The good news: the Ukraine and Gazprom have reached an agreement on gas debt, thereby preventing another standoff like last year. The bad news: all of a sudden Gazprom says that they are owed $700 million more than the $1.3 billion debt they claimed just last week, while Ukrainian officials say that the debt is not held by the state, but rather by the notoriously opaque monopoly trading intermediaries Rosukrenergo and Ukrgazenergo.

Is the shakedown political or commercial this time around? One analyst interviewed by the FT says that it really wouldn't matter in the long term whether or not the Ukrainians elect a pro-Russian government - the squeeze is coming regardless:

James Sherr of the UK’s Defence Academy, a research and educational institute for defence staff, described the Ukraine-Russia energy relationship as ”a museum of contradictory truths.”

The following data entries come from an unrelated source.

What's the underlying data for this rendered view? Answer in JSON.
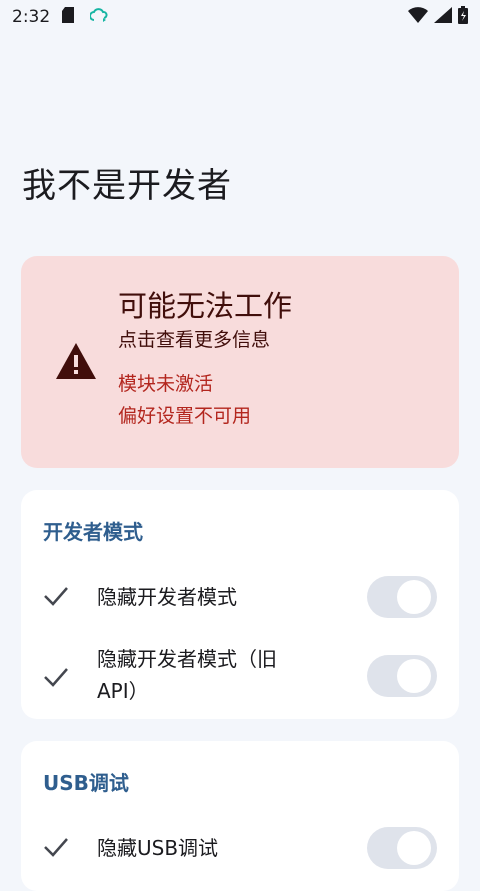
{
  "status_bar": {
    "time": "2:32",
    "icons": [
      "sd-card-icon",
      "cloud-sync-icon",
      "wifi-icon",
      "cell-signal-icon",
      "battery-icon"
    ]
  },
  "page": {
    "title": "我不是开发者"
  },
  "warning": {
    "icon": "warning-triangle-icon",
    "title": "可能无法工作",
    "subtitle": "点击查看更多信息",
    "reasons": [
      "模块未激活",
      "偏好设置不可用"
    ]
  },
  "sections": [
    {
      "title": "开发者模式",
      "items": [
        {
          "label": "隐藏开发者模式",
          "checked": true,
          "toggle_on": false
        },
        {
          "label_line1": "隐藏开发者模式（旧",
          "label_line2": "API）",
          "checked": true,
          "toggle_on": false
        }
      ]
    },
    {
      "title": "USB调试",
      "items": [
        {
          "label": "隐藏USB调试",
          "checked": true,
          "toggle_on": false
        }
      ]
    }
  ],
  "colors": {
    "background": "#f3f6fb",
    "warning_bg": "#f8dcdc",
    "warning_text": "#410e0b",
    "error_text": "#b3261e",
    "section_title": "#2f5e8e",
    "toggle_track": "#dfe3eb"
  }
}
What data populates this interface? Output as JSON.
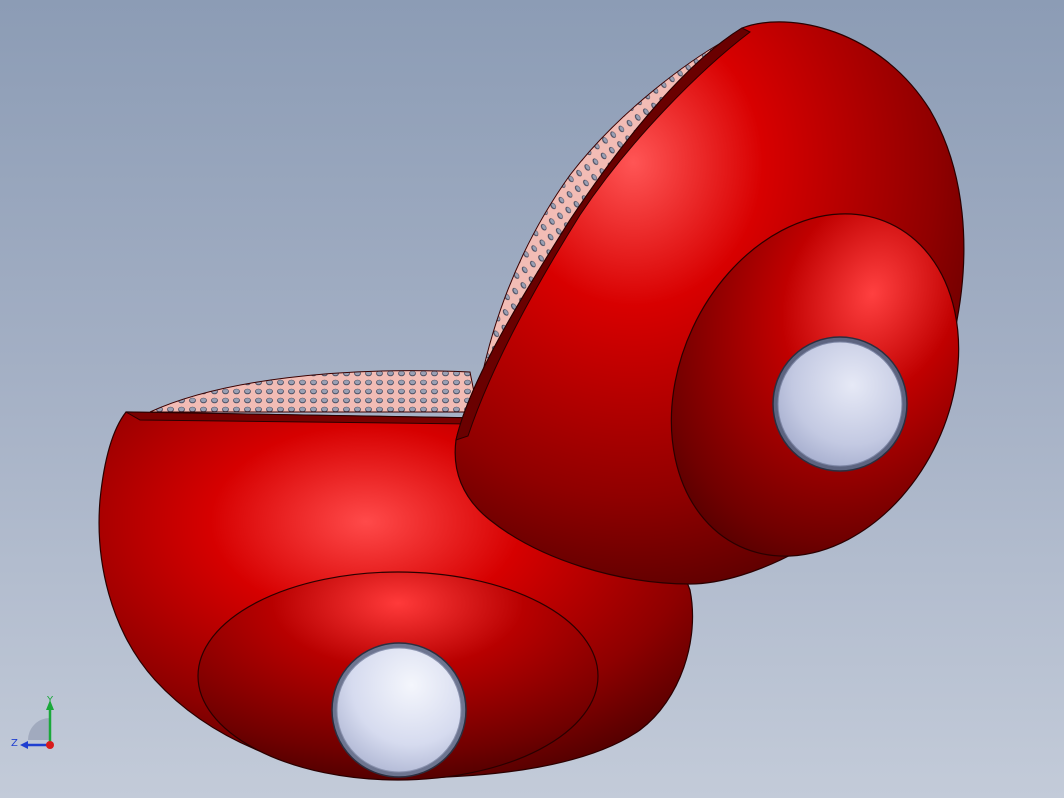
{
  "viewport": {
    "title": "",
    "background_top": "#8c9cb5",
    "background_bottom": "#c3cbd9"
  },
  "model": {
    "part_color": "#c40000",
    "perforation_color": "#f0b6b0",
    "port_color": "#cdd3ea"
  },
  "triad": {
    "y_label": "Y",
    "z_label": "Z",
    "y_color": "#1aa83a",
    "z_color": "#1f3fd0",
    "x_color": "#d81b1b"
  }
}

”Gazprom is squeezing Ukraine and other post-Soviet states to get out of a trap of its own making: underinvestment in new production. [This] is the only way to meet rising demand in the EU and in Russia itself,” he says. ”Whoever runs Ukraine, however pro-Russian the government, the squeeze will continue, and the spasms between stability and crisis will grow shorter and sharper.”

It is widely assumed that the grand prize is the eyes of Gazprom is the Ukraine's underground gas storage facilities, which may at some point be offered up as an asset swap for the gas debts. To resolve the current debt dispute, the Ukraine has agreed to send back gas from these storage facilities, which will limit Kiev's ability to withstand a future supply cut.